Commence alors une course-poursuite peuplée de personnages secondaires aussi « haut en couleur » les uns que les autres. On peut citer le commissaire Gaboriau qui attend la retraite prochaine en dévorant du Cioran ainsi que son adjoint qui se moque de son vieux patron, soulignant ainsi le fossé entre les générations.

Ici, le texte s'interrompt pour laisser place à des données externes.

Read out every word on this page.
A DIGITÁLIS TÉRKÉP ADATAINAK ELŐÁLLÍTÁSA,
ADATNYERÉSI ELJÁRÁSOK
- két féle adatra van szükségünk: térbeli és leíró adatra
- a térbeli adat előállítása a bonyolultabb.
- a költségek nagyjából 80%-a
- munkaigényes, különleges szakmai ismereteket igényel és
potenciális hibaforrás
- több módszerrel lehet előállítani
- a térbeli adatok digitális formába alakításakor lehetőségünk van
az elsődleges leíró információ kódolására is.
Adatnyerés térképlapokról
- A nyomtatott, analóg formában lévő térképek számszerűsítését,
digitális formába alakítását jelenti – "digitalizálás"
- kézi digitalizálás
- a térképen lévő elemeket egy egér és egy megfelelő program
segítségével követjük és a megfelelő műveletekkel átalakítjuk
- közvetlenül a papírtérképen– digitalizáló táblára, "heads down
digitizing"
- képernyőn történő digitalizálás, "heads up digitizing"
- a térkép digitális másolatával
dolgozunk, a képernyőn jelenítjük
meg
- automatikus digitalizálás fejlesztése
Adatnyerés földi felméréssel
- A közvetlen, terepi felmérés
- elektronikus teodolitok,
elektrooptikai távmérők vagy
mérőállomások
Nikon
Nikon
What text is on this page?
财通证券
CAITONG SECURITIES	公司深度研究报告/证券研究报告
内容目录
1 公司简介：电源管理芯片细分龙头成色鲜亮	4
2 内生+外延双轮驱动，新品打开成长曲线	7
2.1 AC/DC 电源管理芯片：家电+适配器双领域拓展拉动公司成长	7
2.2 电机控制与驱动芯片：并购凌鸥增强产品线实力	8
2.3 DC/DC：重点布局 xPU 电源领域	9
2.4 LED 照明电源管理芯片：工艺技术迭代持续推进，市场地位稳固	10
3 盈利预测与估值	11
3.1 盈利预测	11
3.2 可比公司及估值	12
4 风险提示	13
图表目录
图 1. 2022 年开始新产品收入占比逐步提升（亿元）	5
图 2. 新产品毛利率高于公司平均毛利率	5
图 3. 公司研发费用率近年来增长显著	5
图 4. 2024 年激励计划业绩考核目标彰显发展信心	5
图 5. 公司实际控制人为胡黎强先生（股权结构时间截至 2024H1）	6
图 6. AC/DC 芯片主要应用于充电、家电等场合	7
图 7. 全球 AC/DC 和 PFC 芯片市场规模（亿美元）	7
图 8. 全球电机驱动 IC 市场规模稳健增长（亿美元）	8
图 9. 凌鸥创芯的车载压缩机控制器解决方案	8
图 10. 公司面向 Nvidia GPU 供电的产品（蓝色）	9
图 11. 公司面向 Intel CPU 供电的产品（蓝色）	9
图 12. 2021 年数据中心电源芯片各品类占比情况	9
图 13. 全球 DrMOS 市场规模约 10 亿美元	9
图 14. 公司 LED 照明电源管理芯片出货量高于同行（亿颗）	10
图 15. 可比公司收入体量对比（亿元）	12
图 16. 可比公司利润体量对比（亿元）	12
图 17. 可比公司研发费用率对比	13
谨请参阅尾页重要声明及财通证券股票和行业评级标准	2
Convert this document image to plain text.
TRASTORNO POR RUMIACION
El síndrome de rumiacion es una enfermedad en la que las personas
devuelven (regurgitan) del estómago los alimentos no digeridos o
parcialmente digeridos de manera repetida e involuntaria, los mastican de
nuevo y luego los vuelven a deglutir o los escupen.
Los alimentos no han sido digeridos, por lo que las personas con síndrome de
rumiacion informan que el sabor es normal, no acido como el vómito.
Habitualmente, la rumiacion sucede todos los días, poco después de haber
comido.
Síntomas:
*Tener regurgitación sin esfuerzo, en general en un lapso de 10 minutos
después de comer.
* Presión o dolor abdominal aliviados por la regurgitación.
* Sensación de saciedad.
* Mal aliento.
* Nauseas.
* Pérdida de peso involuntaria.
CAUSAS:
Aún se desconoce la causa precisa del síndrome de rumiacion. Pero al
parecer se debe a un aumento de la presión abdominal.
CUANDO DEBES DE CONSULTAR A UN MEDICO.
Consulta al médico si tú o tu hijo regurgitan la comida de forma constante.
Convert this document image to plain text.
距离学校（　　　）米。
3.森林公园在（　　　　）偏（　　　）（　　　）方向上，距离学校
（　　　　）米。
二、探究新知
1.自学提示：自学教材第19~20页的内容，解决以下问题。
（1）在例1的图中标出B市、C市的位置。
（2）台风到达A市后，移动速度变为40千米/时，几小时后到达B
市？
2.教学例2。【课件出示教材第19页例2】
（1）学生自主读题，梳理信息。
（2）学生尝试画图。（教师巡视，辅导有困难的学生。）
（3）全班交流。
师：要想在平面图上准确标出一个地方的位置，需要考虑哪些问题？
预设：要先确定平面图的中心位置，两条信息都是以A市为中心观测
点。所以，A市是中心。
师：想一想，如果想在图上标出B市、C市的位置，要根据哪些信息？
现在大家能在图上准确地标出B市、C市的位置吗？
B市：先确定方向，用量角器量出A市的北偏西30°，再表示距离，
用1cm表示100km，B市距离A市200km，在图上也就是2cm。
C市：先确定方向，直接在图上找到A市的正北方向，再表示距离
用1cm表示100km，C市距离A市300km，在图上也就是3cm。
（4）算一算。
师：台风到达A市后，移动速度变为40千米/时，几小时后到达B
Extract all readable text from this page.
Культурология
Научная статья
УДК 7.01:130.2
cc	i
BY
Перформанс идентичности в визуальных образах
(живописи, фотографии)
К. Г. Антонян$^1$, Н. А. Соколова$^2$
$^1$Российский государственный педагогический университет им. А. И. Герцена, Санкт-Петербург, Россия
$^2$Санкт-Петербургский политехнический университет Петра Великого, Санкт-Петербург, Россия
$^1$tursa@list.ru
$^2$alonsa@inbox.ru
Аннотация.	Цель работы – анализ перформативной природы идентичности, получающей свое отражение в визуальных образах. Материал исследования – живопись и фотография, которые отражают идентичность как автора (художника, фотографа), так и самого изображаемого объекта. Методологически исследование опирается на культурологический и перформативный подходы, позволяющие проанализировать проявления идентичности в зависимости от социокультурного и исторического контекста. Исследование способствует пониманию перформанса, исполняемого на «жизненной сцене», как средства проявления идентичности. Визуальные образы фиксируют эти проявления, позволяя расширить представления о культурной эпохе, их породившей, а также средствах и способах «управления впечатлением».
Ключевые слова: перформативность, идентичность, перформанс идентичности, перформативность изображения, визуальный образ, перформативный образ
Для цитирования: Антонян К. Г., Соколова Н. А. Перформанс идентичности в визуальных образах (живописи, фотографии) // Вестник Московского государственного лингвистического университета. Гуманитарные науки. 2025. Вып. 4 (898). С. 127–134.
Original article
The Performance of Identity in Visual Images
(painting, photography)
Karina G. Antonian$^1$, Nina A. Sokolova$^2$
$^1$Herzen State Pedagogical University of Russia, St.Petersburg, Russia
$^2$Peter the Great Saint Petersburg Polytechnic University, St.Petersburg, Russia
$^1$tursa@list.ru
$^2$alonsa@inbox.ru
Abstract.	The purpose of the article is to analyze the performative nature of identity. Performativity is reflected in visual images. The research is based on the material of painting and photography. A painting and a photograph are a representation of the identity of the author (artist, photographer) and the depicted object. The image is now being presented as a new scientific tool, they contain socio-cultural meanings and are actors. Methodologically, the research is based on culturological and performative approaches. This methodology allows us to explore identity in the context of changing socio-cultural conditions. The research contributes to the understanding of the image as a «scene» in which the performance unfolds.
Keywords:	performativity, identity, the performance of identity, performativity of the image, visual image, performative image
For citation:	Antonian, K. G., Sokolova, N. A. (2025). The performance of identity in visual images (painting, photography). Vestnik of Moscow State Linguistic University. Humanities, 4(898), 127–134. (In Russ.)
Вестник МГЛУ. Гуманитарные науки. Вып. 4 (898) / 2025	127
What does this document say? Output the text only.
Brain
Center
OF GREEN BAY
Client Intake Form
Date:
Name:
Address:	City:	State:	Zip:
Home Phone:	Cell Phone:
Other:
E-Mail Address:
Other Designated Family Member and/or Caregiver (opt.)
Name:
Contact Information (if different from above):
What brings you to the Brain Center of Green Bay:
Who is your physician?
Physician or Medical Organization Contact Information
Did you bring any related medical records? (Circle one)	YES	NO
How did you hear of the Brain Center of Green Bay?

Sans oublier un pigeon kamikaze !
Comique de situation, dialogues cocasses, humour à toutes les pages (parfois un peu lourd : « Mon royaume pour une matraque ! »), « La fin du monde a du retard » est un roman déjanté à l’imagination débordante qui, mine de rien, dézingue tous les travers de nos sociétés et, notamment, tous ceux qui, avec ostentation, sont pour ou contre sans avoir l’intelligence du discernement et de la mesure : ceux qui croient aux complots et ceux qui prennent pour pain bénit ce que les médias nous racontent, ceux qui sont pour une réforme de l’orthographe et ceux qui y sont opposés, ceux qui souhaitent que la pratique religieuse s’adaptent aux évolutions de nos mœurs et ceux qui sont pour la messe en latin, ceux qui pensent que la révolution de Mai 68 a fait le lit de notre crise morale et ceux qui pensent qu’elle a eu un effet libérateur salvateur, ceux qui aiment la bonne chère bien grasse et ceux qui prônent la consommation de cinq fruits et légumes…
Cette critique, habilement truffée de références populaires (« Star Wars », « Da Vinci Code »…) et classiques (Platon, Cervantés…), fait de ce roman autre chose qu’une joyeuse rigolade. Car il y a beaucoup de vrai dans ce que nous raconte J-M. Erre qui conclut son livre par une pirouette qui nous laisse pantois.
Du même auteur, j’ai déjà lu « Le mystère Sherlock Holmes » et « Made un China ».
Ce roman fait partie de la sélection du Prix des lecteurs de la Ville de Brive 2014.